Enkele opvallende conclusies uit het onderzoek:
– meer dan de helft van de jongens kiest voor wat we als traditionele mannenberoepen (of: professionele rollen) zouden kunnen omschrijven
– bij meisjes kiest maar ongeveer een vierde voor traditionele vrouwenberoepen
– meisjes zijn meer geïnteresseerd in traditionele mannenberoepen dan jongens in traditionele vrouwenberoepen
– meisjes kiezen meer dan jongens voor zorgende of creatieve beroepen
– het aandeel jongens en het aandeel meisjes dat voor STEM-gerelateerde beroepen kiest is gelijklopend
Wat vooral mijn aandacht trok, was dat de onderzoekers aangeven dat gender en de vooronderstellingen rond gender – die dus al vrij vroeg geïnternaliseerd worden door kinderen – belangrijker zijn voor wat een kind later wil worden/denkt te kunnen worden dan de socio-economische achtergrond van diens familie.

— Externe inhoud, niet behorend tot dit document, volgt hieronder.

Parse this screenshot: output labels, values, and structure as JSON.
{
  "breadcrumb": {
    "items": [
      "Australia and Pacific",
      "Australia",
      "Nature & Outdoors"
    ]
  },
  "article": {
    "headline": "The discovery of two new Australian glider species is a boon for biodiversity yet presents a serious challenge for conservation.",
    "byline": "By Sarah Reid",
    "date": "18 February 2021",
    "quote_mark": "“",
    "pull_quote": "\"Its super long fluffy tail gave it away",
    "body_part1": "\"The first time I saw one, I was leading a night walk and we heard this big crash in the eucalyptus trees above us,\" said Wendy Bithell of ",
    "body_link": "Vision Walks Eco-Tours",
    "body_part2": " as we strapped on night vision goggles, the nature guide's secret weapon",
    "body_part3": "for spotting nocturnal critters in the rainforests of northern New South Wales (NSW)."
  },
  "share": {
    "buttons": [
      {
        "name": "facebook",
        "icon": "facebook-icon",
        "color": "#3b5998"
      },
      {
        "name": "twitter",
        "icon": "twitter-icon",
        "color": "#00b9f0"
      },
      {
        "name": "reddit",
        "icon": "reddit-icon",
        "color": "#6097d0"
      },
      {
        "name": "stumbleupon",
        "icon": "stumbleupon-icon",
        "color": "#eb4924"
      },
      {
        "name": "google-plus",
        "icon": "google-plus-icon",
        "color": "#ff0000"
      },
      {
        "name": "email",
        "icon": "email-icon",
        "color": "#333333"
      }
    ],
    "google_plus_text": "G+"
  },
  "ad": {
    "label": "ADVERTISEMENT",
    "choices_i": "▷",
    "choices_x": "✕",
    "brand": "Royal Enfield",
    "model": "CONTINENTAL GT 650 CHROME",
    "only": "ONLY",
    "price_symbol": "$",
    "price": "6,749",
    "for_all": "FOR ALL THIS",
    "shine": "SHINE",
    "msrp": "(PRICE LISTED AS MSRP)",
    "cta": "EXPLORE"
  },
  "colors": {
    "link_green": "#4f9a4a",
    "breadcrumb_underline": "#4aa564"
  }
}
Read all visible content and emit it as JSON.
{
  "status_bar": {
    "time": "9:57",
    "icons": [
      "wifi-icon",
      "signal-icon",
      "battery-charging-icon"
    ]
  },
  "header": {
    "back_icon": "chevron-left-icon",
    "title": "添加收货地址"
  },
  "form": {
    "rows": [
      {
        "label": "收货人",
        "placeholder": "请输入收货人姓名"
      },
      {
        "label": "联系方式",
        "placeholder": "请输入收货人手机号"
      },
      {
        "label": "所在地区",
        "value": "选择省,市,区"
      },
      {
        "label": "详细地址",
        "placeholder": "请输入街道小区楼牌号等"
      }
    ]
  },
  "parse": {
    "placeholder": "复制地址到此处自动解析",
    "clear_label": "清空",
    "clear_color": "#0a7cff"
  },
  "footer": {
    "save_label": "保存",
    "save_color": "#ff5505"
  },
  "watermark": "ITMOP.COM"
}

Een tweede aspect, dat me minder verrassend lijkt (maar zeker ook de nodige aandacht verdient) is dat de vroege ontwikkeling van cognitieve vaardigheden een impact hebben op wat kinderen als toekomst voor zichzelf zien, wat dan weer een invloed heeft op de schoolprestaties en studiekeuzes van kinderen.
Het rapport wijst op het blijvend belang van rolmodellen die stereotype verwachtingen rond gender kunnen helpen doorbreken. De auteurs verwijzen specifiek naar het belang van inclusieve, gendergevoelige kinder- en jeugdliteratuur. In zekere zin is daarmee de cirkel rond: cultuurverandering teweeg brengen door cultuur in de klas te brengen…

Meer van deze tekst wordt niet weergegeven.